O mais surreal da história de “Jumbo” coloca-se em evidência nos seus créditos iniciais. Isto porque, por debaixo do surgimento do título, é colocada a expressão “baseada em factos verídicos“. Foi então que descobrimos que a cineasta Zoé Wittock investigou sobre esta condição, após ler um artigo num jornal que contava a história de Erika LaBrie, nome de casamento Erika La Tour Eiffel, que em 2007 casou-se com a famosa Torre Eiffel, na França. Tudo isto pode parecer estranho e certamente muitos espectadores rejeitarão a premissa de “Jumbo”, mas vale a pena descobri-la, afinal somos humanos, com todas as nossas particulares.

Abaixo, partilhamos contigo o documentário “Women that Are Attracted to Objects” do Only Human, que começa exatamente com a principal referência e inspiração da história de “Jumbo“, Erika La Tour Eiffel.

Em suma, com este seu “Jumbo“,  Zoé Wittock não está interessada em criticar o relacionamento entre mulher e objecto, mas capturar através do seu olhar mais documental e realista, todas as complexidades entre este laço.

Apesar de terminar quase em tom de brincadeira e de final feliz, sem explorar muito os dramas terríveis de quem vive com esta condição de objetofilia, “Jumbo” poderá efetivamente conduzir a várias sessões especiais e conferências que permitam refletir esta experiência amoroso-sensacional exposta do filme.

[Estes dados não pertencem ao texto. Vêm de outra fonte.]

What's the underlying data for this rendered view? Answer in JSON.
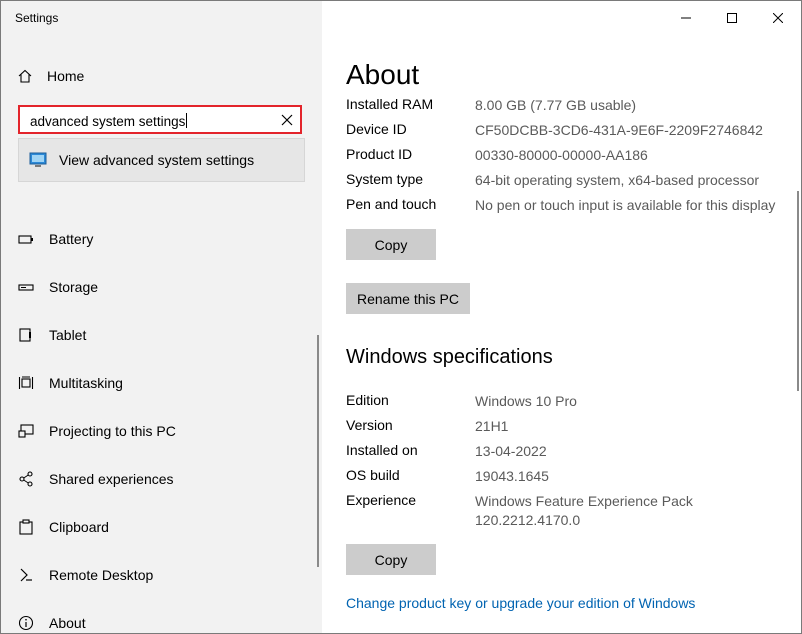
{
  "window": {
    "title": "Settings"
  },
  "sidebar": {
    "home_label": "Home",
    "search": {
      "value": "advanced system settings"
    },
    "suggestion": {
      "label": "View advanced system settings"
    },
    "items": [
      {
        "label": "Battery",
        "icon": "battery-icon"
      },
      {
        "label": "Storage",
        "icon": "storage-icon"
      },
      {
        "label": "Tablet",
        "icon": "tablet-icon"
      },
      {
        "label": "Multitasking",
        "icon": "multitasking-icon"
      },
      {
        "label": "Projecting to this PC",
        "icon": "projecting-icon"
      },
      {
        "label": "Shared experiences",
        "icon": "shared-experiences-icon"
      },
      {
        "label": "Clipboard",
        "icon": "clipboard-icon"
      },
      {
        "label": "Remote Desktop",
        "icon": "remote-desktop-icon"
      },
      {
        "label": "About",
        "icon": "info-icon"
      }
    ]
  },
  "about": {
    "title": "About",
    "device_specs": [
      {
        "label": "Installed RAM",
        "value": "8.00 GB (7.77 GB usable)"
      },
      {
        "label": "Device ID",
        "value": "CF50DCBB-3CD6-431A-9E6F-2209F2746842"
      },
      {
        "label": "Product ID",
        "value": "00330-80000-00000-AA186"
      },
      {
        "label": "System type",
        "value": "64-bit operating system, x64-based processor"
      },
      {
        "label": "Pen and touch",
        "value": "No pen or touch input is available for this display"
      }
    ],
    "copy_label": "Copy",
    "rename_label": "Rename this PC",
    "windows_specs_title": "Windows specifications",
    "windows_specs": [
      {
        "label": "Edition",
        "value": "Windows 10 Pro"
      },
      {
        "label": "Version",
        "value": "21H1"
      },
      {
        "label": "Installed on",
        "value": "13-04-2022"
      },
      {
        "label": "OS build",
        "value": "19043.1645"
      },
      {
        "label": "Experience",
        "value": "Windows Feature Experience Pack 120.2212.4170.0"
      }
    ],
    "copy2_label": "Copy",
    "link_label": "Change product key or upgrade your edition of Windows"
  }
}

“Jumbo” é um dos filmes em destaque da 16ª edição do FEST – Novos Realizadores, Novo Cinema, com sessões em Espinho, no Porto e em Lisboa. Ainda não há data de lançamento nos circuitos comerciais deste filme que marca a estreia de Zoé Wittock. 

Jumbo, em análise
Jumbo

Movie title: Jumbo

Movie description: Jeanne é uma jovem rapariga muito tímida que trabalha no parque de diversões local. Vive sozinha com a sua mãe, apesar de passar grande parte do seu tempo num universo de fantasia. O seu fascínio por carrosséis assume proporções surreais, quando começa a desenvolver um interesse obsessivo por Jumbo, a principal atração do parque.

Director(s): Zoé Wittock

Actor(s): Noémie Merlant, Emmanuelle Bercot, Bastien Bouillon, Sam Louwyck

Genre: Ficção Científica, Romance

  • Virgílio Jesus - 70
70

Um resumo

Ousado e necessário, “Jumbo” permite ao espectador refletir sobre a objetofilia de uma forma natural, sem cair em jogos de psicologia barata e até quebrando algumas barreiras do ponto de vista cinematográfico.

O MELHOR: A banda-sonora com tons eletrizantes e a fotografia com as suas cores viscerais, faz com que a história de amor entre Jeanne e Jumbo seja tão ou mais transcendental que outros romances da sétima arte.

O PIOR: O elenco secundário fica bastante a desejar. O grande foco da trama é a experiência da personagem de Noémie Merlant, e a sua relação com a mãe, interpretada por Emmanuelle Bercot. Todas as outras personagens são bastante vagas em emoções e mostram-se todos “inimigos” da condição da protagonista.